Feedback from the #BuildingLife teams was consistently positive. The design and development of the RSL offers significant innovations and advantages over more conventional monitoring and evaluation (M&E) approaches – from the insightful data gathered to the new processes and people it inspired. These benefits include:

  • Process over product. RSL emphasises the value of a collaborative, ‘living’ process over a final written product. As the sense-making workshops happen annually, stakeholders can incorporate learnings into planning for the following year, making it possible to correct course.
  • Initiative stakeholder over evaluator. RSL shifts the ownership of gathering and interpreting evidence from independent evaluators to stakeholders who are best informed and matter most within and across an initiative.
  • Combines evidence with experience. The RSL process explores and interprets evidence of progress, results and contextual dynamics using stakeholder experience. This is sense-making.

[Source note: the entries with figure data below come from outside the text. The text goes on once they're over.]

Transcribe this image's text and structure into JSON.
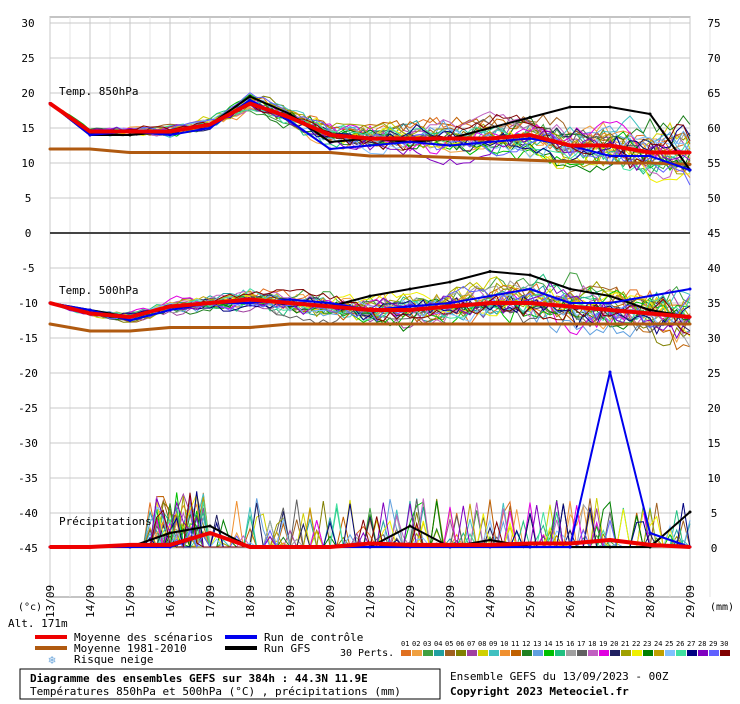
{
  "colors": {
    "mean": "#ee0000",
    "climatology": "#b05a10",
    "control": "#0000ee",
    "gfs": "#000000",
    "grid": "#c8c8c8",
    "snow": "#6fa8dc"
  },
  "chart_data": [
    {
      "type": "line",
      "panel": "temperature",
      "label_850": "Temp. 850hPa",
      "label_500": "Temp. 500hPa",
      "x": [
        "13/09",
        "14/09",
        "15/09",
        "16/09",
        "17/09",
        "18/09",
        "19/09",
        "20/09",
        "21/09",
        "22/09",
        "23/09",
        "24/09",
        "25/09",
        "26/09",
        "27/09",
        "28/09",
        "29/09"
      ],
      "y_left_ticks": [
        "30",
        "25",
        "20",
        "15",
        "10",
        "5",
        "0",
        "-5",
        "-10",
        "-15",
        "-20",
        "-25",
        "-30",
        "-35",
        "-40",
        "-45"
      ],
      "y_right_ticks": [
        "75",
        "70",
        "65",
        "60",
        "55",
        "50",
        "45",
        "40",
        "35",
        "30",
        "25",
        "20",
        "15",
        "10",
        "5",
        "0"
      ],
      "y_left_unit": "(°c)",
      "y_right_unit": "(mm)",
      "altitude": "Alt. 171m",
      "series": [
        {
          "name": "Moyenne des scénarios",
          "level": "850hPa",
          "values": [
            18.5,
            14.5,
            14.5,
            14.5,
            15.5,
            18.5,
            16.5,
            14,
            13.5,
            13.5,
            13.5,
            13.5,
            14,
            12.5,
            12.5,
            11.5,
            11.5
          ]
        },
        {
          "name": "Moyenne 1981-2010",
          "level": "850hPa",
          "values": [
            12,
            12,
            11.5,
            11.5,
            11.5,
            11.5,
            11.5,
            11.5,
            11,
            11,
            10.8,
            10.6,
            10.4,
            10.2,
            10,
            10,
            9.8
          ]
        },
        {
          "name": "Run de contrôle",
          "level": "850hPa",
          "values": [
            18.5,
            14,
            14.5,
            14,
            15,
            19,
            16,
            12,
            12.5,
            13,
            12.5,
            13,
            13.5,
            12.5,
            11,
            11,
            9
          ]
        },
        {
          "name": "Run GFS",
          "level": "850hPa",
          "values": [
            18.5,
            14,
            14,
            14.5,
            15.5,
            19.5,
            17,
            13,
            13.5,
            13,
            13.5,
            15,
            16.5,
            18,
            18,
            17,
            9
          ]
        },
        {
          "name": "Moyenne des scénarios",
          "level": "500hPa",
          "values": [
            -10,
            -11.5,
            -12,
            -10.5,
            -10,
            -9.5,
            -10,
            -10.5,
            -11,
            -11,
            -10.5,
            -10,
            -10,
            -10.5,
            -11,
            -11.5,
            -12
          ]
        },
        {
          "name": "Moyenne 1981-2010",
          "level": "500hPa",
          "values": [
            -13,
            -14,
            -14,
            -13.5,
            -13.5,
            -13.5,
            -13,
            -13,
            -13,
            -13,
            -13,
            -13,
            -13,
            -13,
            -13,
            -13,
            -13
          ]
        },
        {
          "name": "Run de contrôle",
          "level": "500hPa",
          "values": [
            -10,
            -11,
            -12.5,
            -11,
            -10,
            -10,
            -9.5,
            -10,
            -11,
            -10.5,
            -10,
            -9,
            -8,
            -10,
            -10,
            -9,
            -8
          ]
        },
        {
          "name": "Run GFS",
          "level": "500hPa",
          "values": [
            -10,
            -11,
            -12,
            -10.5,
            -10,
            -9.5,
            -10,
            -10.5,
            -9,
            -8,
            -7,
            -5.5,
            -6,
            -8,
            -9,
            -11,
            -12
          ]
        }
      ]
    },
    {
      "type": "line",
      "panel": "precipitation",
      "label": "Précipitations",
      "y_unit": "(mm)",
      "x": [
        "13/09",
        "14/09",
        "15/09",
        "16/09",
        "17/09",
        "18/09",
        "19/09",
        "20/09",
        "21/09",
        "22/09",
        "23/09",
        "24/09",
        "25/09",
        "26/09",
        "27/09",
        "28/09",
        "29/09"
      ],
      "series": [
        {
          "name": "Moyenne des scénarios",
          "values": [
            0,
            0,
            0.3,
            0.3,
            2,
            0,
            0,
            0,
            0.5,
            0.3,
            0.3,
            0.3,
            0.5,
            0.5,
            1,
            0.3,
            0
          ]
        },
        {
          "name": "Run de contrôle",
          "values": [
            0,
            0,
            0,
            0,
            2,
            0,
            0,
            0,
            0,
            0,
            0,
            0,
            0,
            0,
            25,
            2,
            0
          ]
        },
        {
          "name": "Run GFS",
          "values": [
            0,
            0,
            0,
            2,
            3,
            0,
            0,
            0,
            0,
            3,
            0,
            1,
            0,
            0,
            0,
            0,
            5
          ]
        }
      ]
    }
  ],
  "legend": {
    "mean": "Moyenne des scénarios",
    "clim": "Moyenne 1981-2010",
    "snow": "Risque neige",
    "control": "Run de contrôle",
    "gfs": "Run GFS",
    "perts": "30 Perts.",
    "members": [
      "01",
      "02",
      "03",
      "04",
      "05",
      "06",
      "07",
      "08",
      "09",
      "10",
      "11",
      "12",
      "13",
      "14",
      "15",
      "16",
      "17",
      "18",
      "19",
      "20",
      "21",
      "22",
      "23",
      "24",
      "25",
      "26",
      "27",
      "28",
      "29",
      "30"
    ],
    "member_colors": [
      "#e07020",
      "#f0a040",
      "#40a040",
      "#20a0a0",
      "#a06020",
      "#808000",
      "#a040a0",
      "#d0d000",
      "#40c0c0",
      "#f09030",
      "#c06000",
      "#208020",
      "#60a0e0",
      "#00c000",
      "#20c080",
      "#a0a0a0",
      "#606060",
      "#c060c0",
      "#e000e0",
      "#202060",
      "#a0a000",
      "#f0f000",
      "#008000",
      "#c0a000",
      "#80c0ff",
      "#40e0a0",
      "#000080",
      "#8000c0",
      "#6060ff",
      "#800000"
    ]
  },
  "footer": {
    "title": "Diagramme des ensembles GEFS sur 384h : 44.3N 11.9E",
    "subtitle": "Températures 850hPa et 500hPa (°C) , précipitations (mm)",
    "run": "Ensemble GEFS du 13/09/2023 - 00Z",
    "copyright": "Copyright 2023 Meteociel.fr"
  }
}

  • Encourages collaborative relationship forming and network building. Semi-structured, actively facilitated sense-making workshops create new and positive connections by explicitly asking stakeholders to discuss and relate to each other. ‘This is what worked for me. What worked for you and why?’
  • Fully remote/virtual process if needed. Sense-making processes can be conducted remotely through video conferencing and virtual workspaces, enabling real-time collaborative exercises that produce tangible learning products.

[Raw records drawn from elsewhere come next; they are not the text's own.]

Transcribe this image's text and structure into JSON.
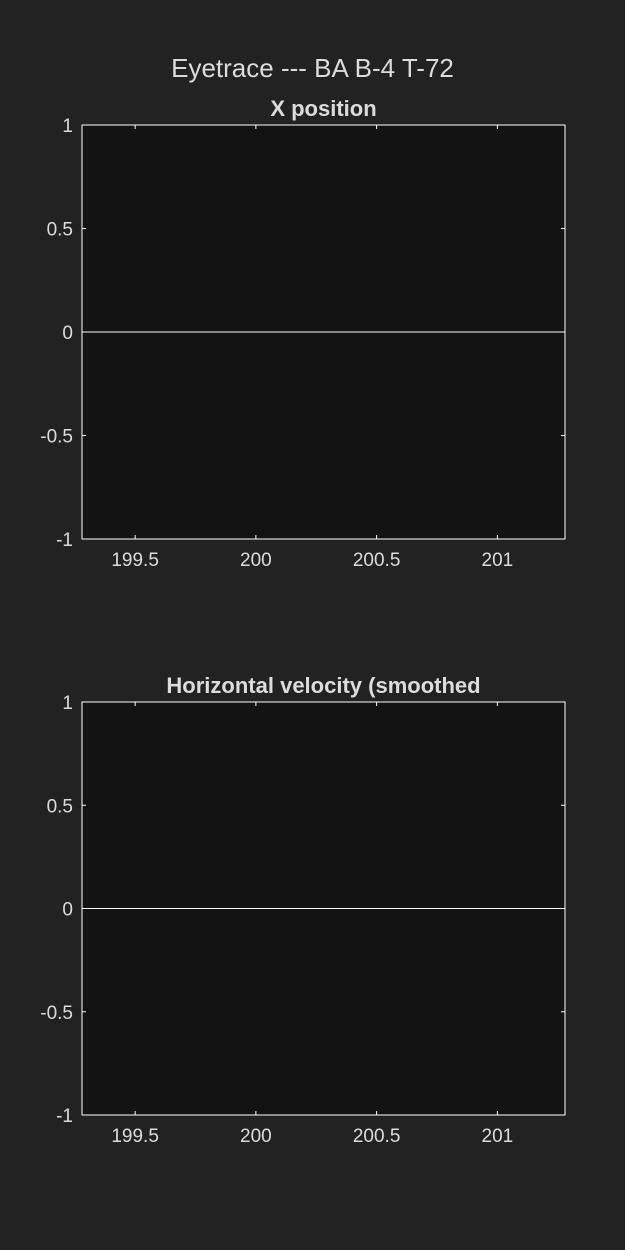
{
  "figure": {
    "title": "Eyetrace --- BA B-4 T-72",
    "background_color": "#222222",
    "axes_background_color": "#131313",
    "axes_color": "#ffffff",
    "text_color": "#dcdcdc"
  },
  "chart_data": [
    {
      "type": "line",
      "title": "X position",
      "xlabel": "",
      "ylabel": "",
      "xlim": [
        199.28,
        201.28
      ],
      "ylim": [
        -1,
        1
      ],
      "x_ticks": [
        199.5,
        200,
        200.5,
        201
      ],
      "x_tick_labels": [
        "199.5",
        "200",
        "200.5",
        "201"
      ],
      "y_ticks": [
        1,
        0.5,
        0,
        -0.5,
        -1
      ],
      "y_tick_labels": [
        "1",
        "0.5",
        "0",
        "-0.5",
        "-1"
      ],
      "grid": false,
      "legend": "none",
      "series": [
        {
          "x": [
            199.28,
            201.28
          ],
          "y": [
            0,
            0
          ],
          "color": "#ffffff"
        }
      ]
    },
    {
      "type": "line",
      "title": "Horizontal velocity (smoothed",
      "xlabel": "",
      "ylabel": "",
      "xlim": [
        199.28,
        201.28
      ],
      "ylim": [
        -1,
        1
      ],
      "x_ticks": [
        199.5,
        200,
        200.5,
        201
      ],
      "x_tick_labels": [
        "199.5",
        "200",
        "200.5",
        "201"
      ],
      "y_ticks": [
        1,
        0.5,
        0,
        -0.5,
        -1
      ],
      "y_tick_labels": [
        "1",
        "0.5",
        "0",
        "-0.5",
        "-1"
      ],
      "grid": false,
      "legend": "none",
      "series": [
        {
          "x": [
            199.28,
            201.28
          ],
          "y": [
            0,
            0
          ],
          "color": "#ffffff"
        }
      ]
    }
  ]
}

  • It’s inclusive. Based on our experience people welcome participating in sense-making – both meeting each other and sharing experiences and insights, and embracing the idea of being a ‘living’ RSL initiative.

The RSL approach is unique in that it embraces complexity, complex change processes and complicated initiatives. Stakeholders are encouraged to bring their unique understanding of their local context and contextual dynamics to the sense-making process and the insights it produces. RSL is well-suited to multi-jurisdiction / multi-country initiatives working on complex change processes, such as policy advocacy to address the threat of climate change.

Robbie Gregorowski is the founder of Sophoi where he evolves the Results-Sensemaking-Learning approach and supports its further integration into M&E practice. Zand Craig designs and facilitates multi-stakeholder sense-making and learning processes from teams working to address complex challenges linked to climate change and conflict resolution. Ly Nguyen co-leads the monitoring, learning and evaluation of climate action portfolio at IKEA Foundation. And Savi Mull is Senior Evaluation Manager in the Effective Philanthropy Team at Laudes Foundation.